DENPASAR || Jejak-indonesia.id – Denpasar kembali diramaikan oleh sorotan publik terhadap sosok I Gusti Putu Artha. Kali ini bukan karena pernyataan kerasnya soal dugaan penyalahgunaan gas subsidi di Bali, melainkan karena usaha laundry yang disebut-sebut milik anaknya, Gusti Ngurah Weda, diduga justru menggunakan gas LPG subsidi 3 kilogram.
Isu ini memantik reaksi tajam dari sejumlah tokoh masyarakat. Salah satunya, tokoh Kota Denpasar, Gung Indra, yang menyebut kondisi tersebut sebagai ironi besar. “Kalau benar usaha komersial menggunakan gas subsidi, sementara orang tuanya vokal menyoroti praktik gas oplosan dan pelanggaran distribusi, ini sama saja seperti meludah ke atas,” tegasnya.
Gas LPG 3 kg merupakan barang subsidi pemerintah yang diperuntukkan bagi masyarakat miskin dan pelaku usaha mikro tertentu. Berdasarkan ketentuan peraturan perundang-undangan, penggunaan gas subsidi oleh usaha yang tidak berhak dapat dikategorikan sebagai penyalahgunaan distribusi barang bersubsidi.
Secara hukum, dugaan pelanggaran ini bisa dikaitkan dengan ketentuan dalam Undang-Undang Nomor 22 Tahun 2001 tentang Minyak dan Gas Bumi sebagaimana telah diubah dalam Undang-Undang Nomor 6 Tahun 2023 tentang Cipta Kerja. Pasal 55 UU Migas menyebutkan bahwa setiap orang yang menyalahgunakan pengangkutan dan/atau niaga bahan bakar minyak dan/atau gas bumi yang disubsidi pemerintah dapat dipidana penjara paling lama 6 tahun dan denda paling tinggi Rp60 miliar.
Selain itu, jika dalam praktiknya terdapat unsur manipulasi distribusi atau pembelian dalam jumlah besar untuk kepentingan usaha komersial skala menengah ke atas, aparat penegak hukum dapat menelusuri lebih lanjut unsur kesengajaan maupun motif ekonomi di baliknya.

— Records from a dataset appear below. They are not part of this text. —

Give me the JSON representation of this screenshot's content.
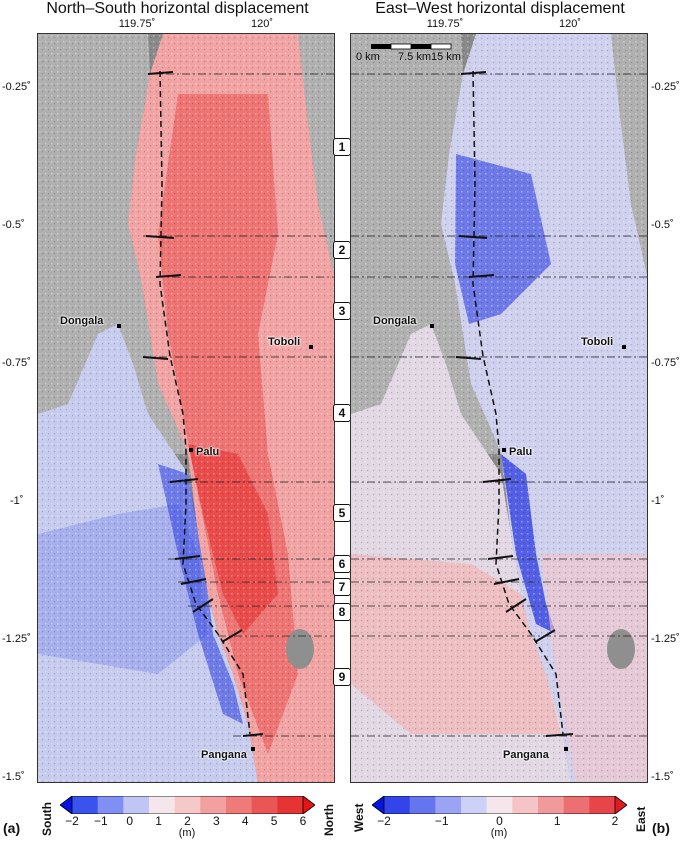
{
  "panels": [
    {
      "id": "a",
      "title": "North–South horizontal displacement",
      "panel_label": "(a)",
      "lon_ticks": [
        "119.75˚",
        "120˚"
      ],
      "colorbar": {
        "min_label": "South",
        "max_label": "North",
        "ticks": [
          "−2",
          "−1",
          "0",
          "1",
          "2",
          "3",
          "4",
          "5",
          "6"
        ],
        "unit": "(m)",
        "range": [
          -2,
          6
        ],
        "colors": [
          "#0015e6",
          "#3a52ee",
          "#7f8ff3",
          "#bfc6f6",
          "#f4e6ea",
          "#f7c8c8",
          "#f3a0a0",
          "#ef7a7a",
          "#ea5656",
          "#e63434",
          "#e51515"
        ]
      }
    },
    {
      "id": "b",
      "title": "East–West horizontal displacement",
      "panel_label": "(b)",
      "lon_ticks": [
        "119.75˚",
        "120˚"
      ],
      "scale_bar": [
        "0 km",
        "7.5 km",
        "15 km"
      ],
      "colorbar": {
        "min_label": "West",
        "max_label": "East",
        "ticks": [
          "−2",
          "−1",
          "0",
          "1",
          "2"
        ],
        "unit": "(m)",
        "range": [
          -2,
          2
        ],
        "colors": [
          "#0015e6",
          "#3345ea",
          "#6574ef",
          "#9aa3f4",
          "#cdd1f8",
          "#f4e6ea",
          "#f6c4c6",
          "#f19a9c",
          "#ec6f72",
          "#e8454a",
          "#e51a20"
        ]
      }
    }
  ],
  "lat_ticks": [
    "-0.25˚",
    "-0.5˚",
    "-0.75˚",
    "-1˚",
    "-1.25˚",
    "-1.5˚"
  ],
  "segments": [
    "1",
    "2",
    "3",
    "4",
    "5",
    "6",
    "7",
    "8",
    "9"
  ],
  "towns": [
    "Dongala",
    "Toboli",
    "Palu",
    "Pangana"
  ],
  "colors": {
    "land": "#8f8f8f",
    "sea": "#b4b4b4",
    "north_red": "#ef6a6a",
    "south_blue": "#2f3fe0",
    "fault": "#111111"
  }
}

Publik pun mempertanyakan konsistensi moral. Di satu sisi, narasi tentang dugaan “pemain gas oplosan” dan praktik distribusi nakal terus digulirkan ke ruang publik. Di sisi lain, bila benar terdapat penggunaan gas subsidi untuk kepentingan usaha laundry berskala komersial, maka kredibilitas menjadi taruhan.

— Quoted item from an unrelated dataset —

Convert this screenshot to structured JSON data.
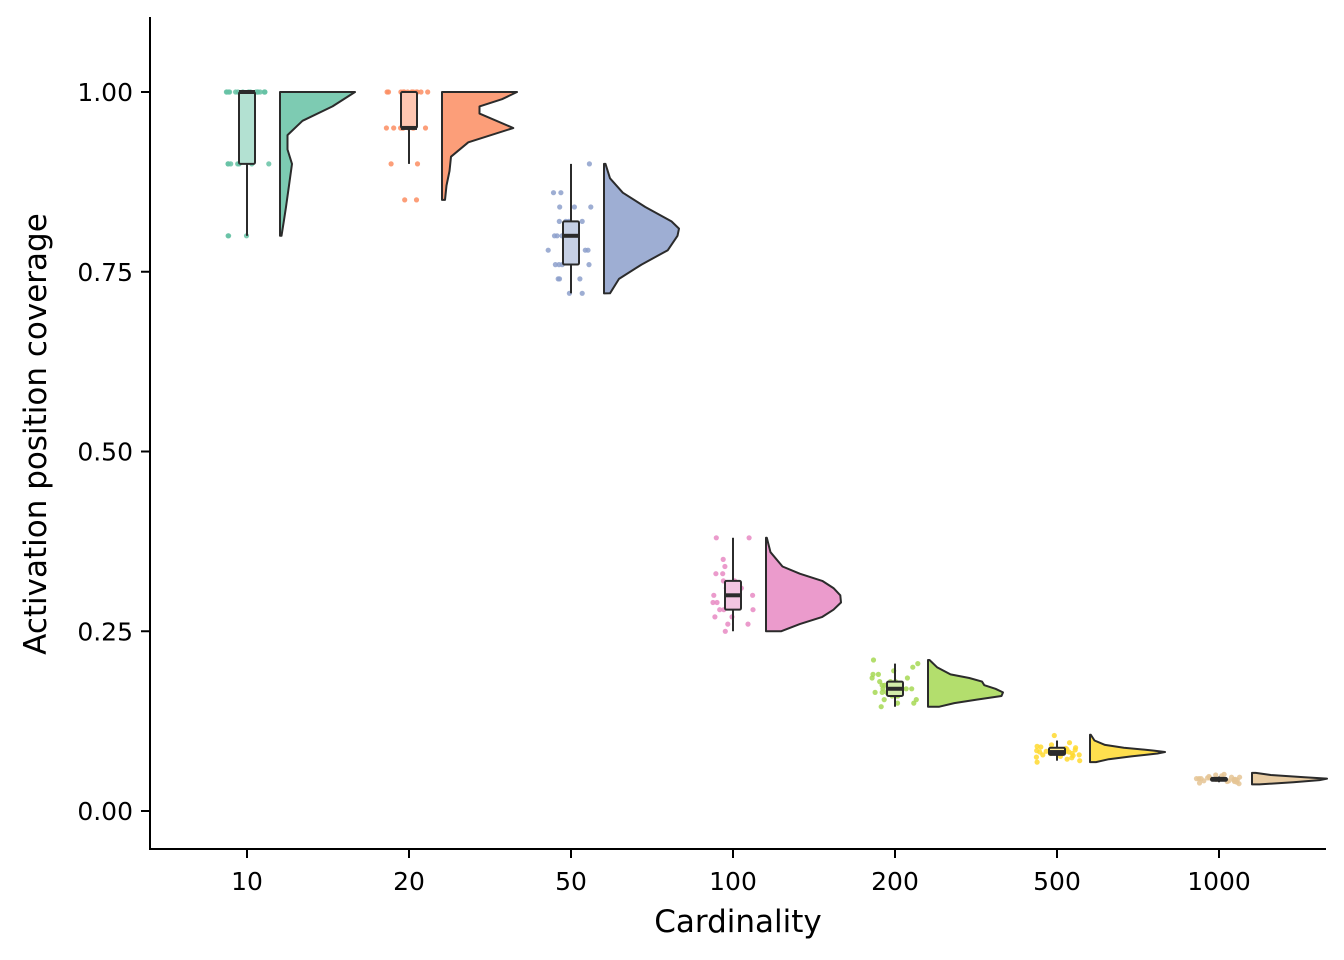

Gung Indra menambahkan, persoalan ini bukan sekadar soal hukum, tetapi juga soal etika. “Kalau mau bersih-bersih Bali dari praktik penyalahgunaan gas, mulai dulu dari lingkungan sendiri. Jangan sampai terkesan tebang pilih,” ujarnya.
Hingga kini, belum ada klarifikasi resmi dari pihak usaha maupun keluarga terkait dugaan tersebut. Namun isu ini sudah terlanjur viral di media sosial, memantik perdebatan tentang integritas, konsistensi, dan tanggung jawab moral para tokoh publik.
Jika benar terjadi pelanggaran, maka penegakan hukum harus berjalan tanpa pandang bulu. Sebab subsidi energi adalah hak rakyat kecil. Ketika hak itu diambil oleh pihak yang tidak berhak, yang dirugikan bukan hanya negara, tetapi juga masyarakat paling rentan.
Publik kini menunggu: apakah ini sekadar tudingan liar, atau akan berujung pada pembuktian hukum? Satu hal yang pasti, dalam era keterbukaan informasi, konsistensi antara kata dan perbuatan menjadi cermin integritas yang tak bisa lagi disembunyikan.
Catatan Redaksi:
Media Ini Menjunjung Tinggi Asas Praduga Tak Bersalah Serta Membuka Ruang Hak Jawab Sesuai Undang- Undang Nomor 40 Tahun 1999 Tentang Pers Dan Kode Etik Jurnalistik.